Aborigines inhabited Australia more than 50,000 years before the First Fleet sailed into Botany Bay near Sydney in 1788 after the country had been declared 'terra nullius', or unoccupied.
Aboriginal musicians also played didgeridoos while children from the local Yugambeh people performed traditional dances before Prince Charles and the Duchess of Cornwall were accompanied by local elders Ted Williams and Patricia O'Connor.
Williams and O'Connor welcomed all of the competitors, officials and fans on behalf of the traditional custodians of the land.
"Jingeri," O'Connor said, a traditional Yugambeh welcome. "On behalf of the Yugambeh people, I welcome you.
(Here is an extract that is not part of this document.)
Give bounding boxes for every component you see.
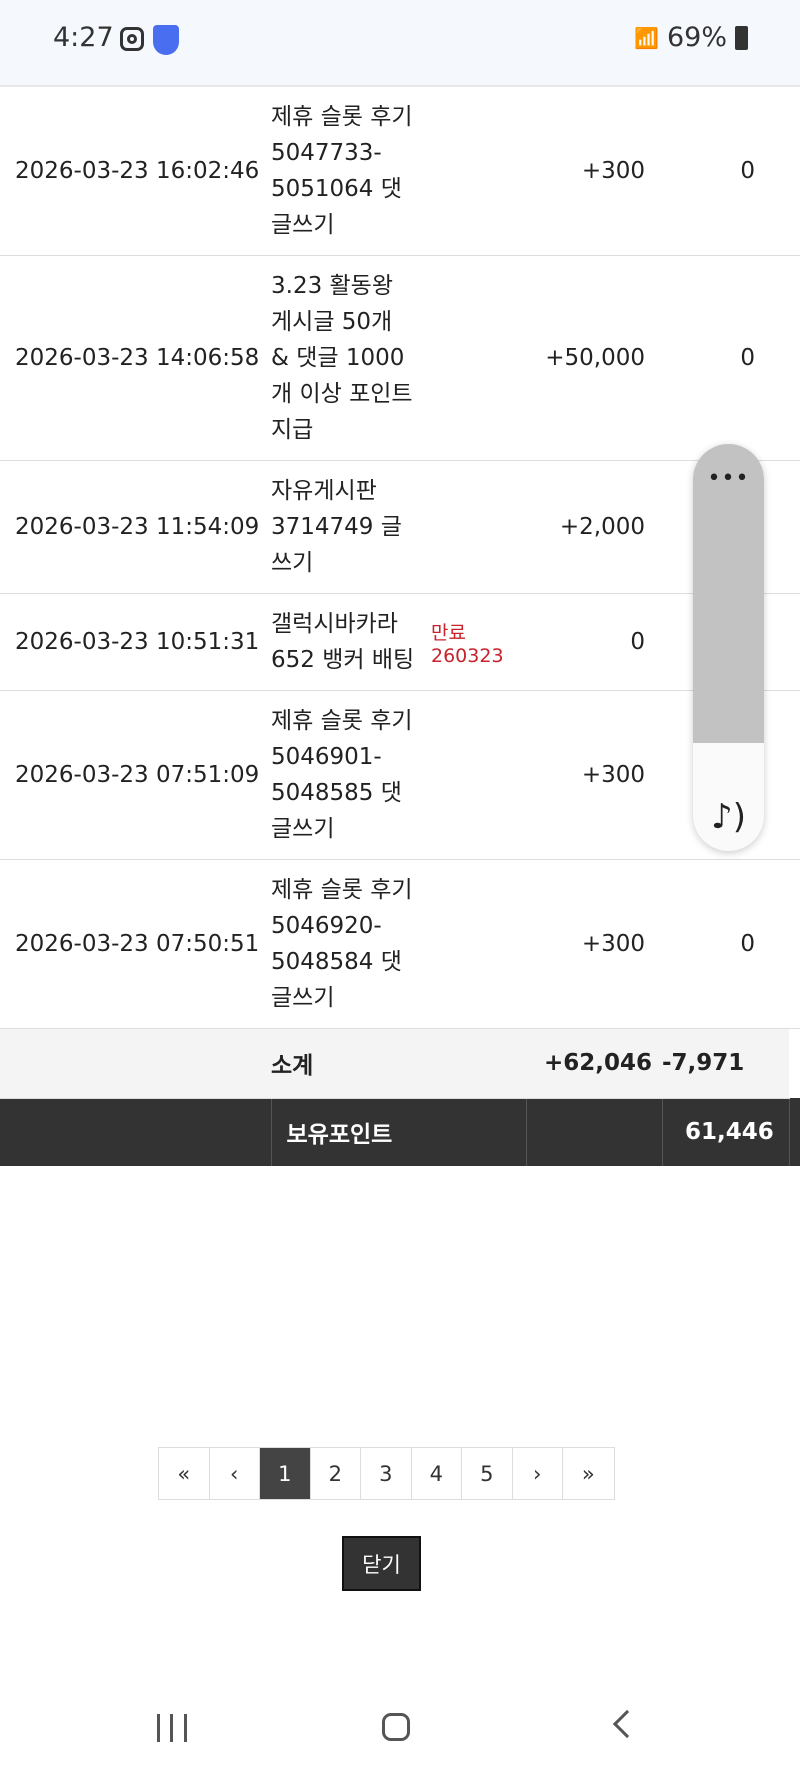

"This ceremony tonight is an acknowledgement of the truth of our past. The power of the future and an invitation to stand together united."
The strong beach and surf culture of the city of about 640,000 that sits some 80-kilometres south of Brisbane was also heavily referenced throughout the ceremony.
Junior surf life savers, all carrying surfboards emblazoned with the country's name, escorted each of the 71 teams from mostly former British colonies in the Parade of Nations, led by Scotland, the previous hosts of the Games in 2014.
Predictably, a massive sustained roar began about 20 seconds before the host nation Australia, who have more than 470 athletes competing, had even entered the stadium as the last team.
The Games were officially opened after about two-and-a-half hours when world hurdles champion Sally Pearson presented the Queen's Baton to Prince Charles, ending its 388-day and 230,000-km journey.
"The ancient stories of the indigenous people of Australia remind us that even though we may be half a world away we are all connected," the Prince said as he read the Queen's message.
"Over the years these friendly Games have showed the potential of the Commonwealth to connect people of different backgrounds and nationalities.
"In this spirit of co-operation and togetherness, common ground has been established and enduring friendships forged."
Competition begins on Thursday with the men's and women's triathlon to be among the first medals awarded.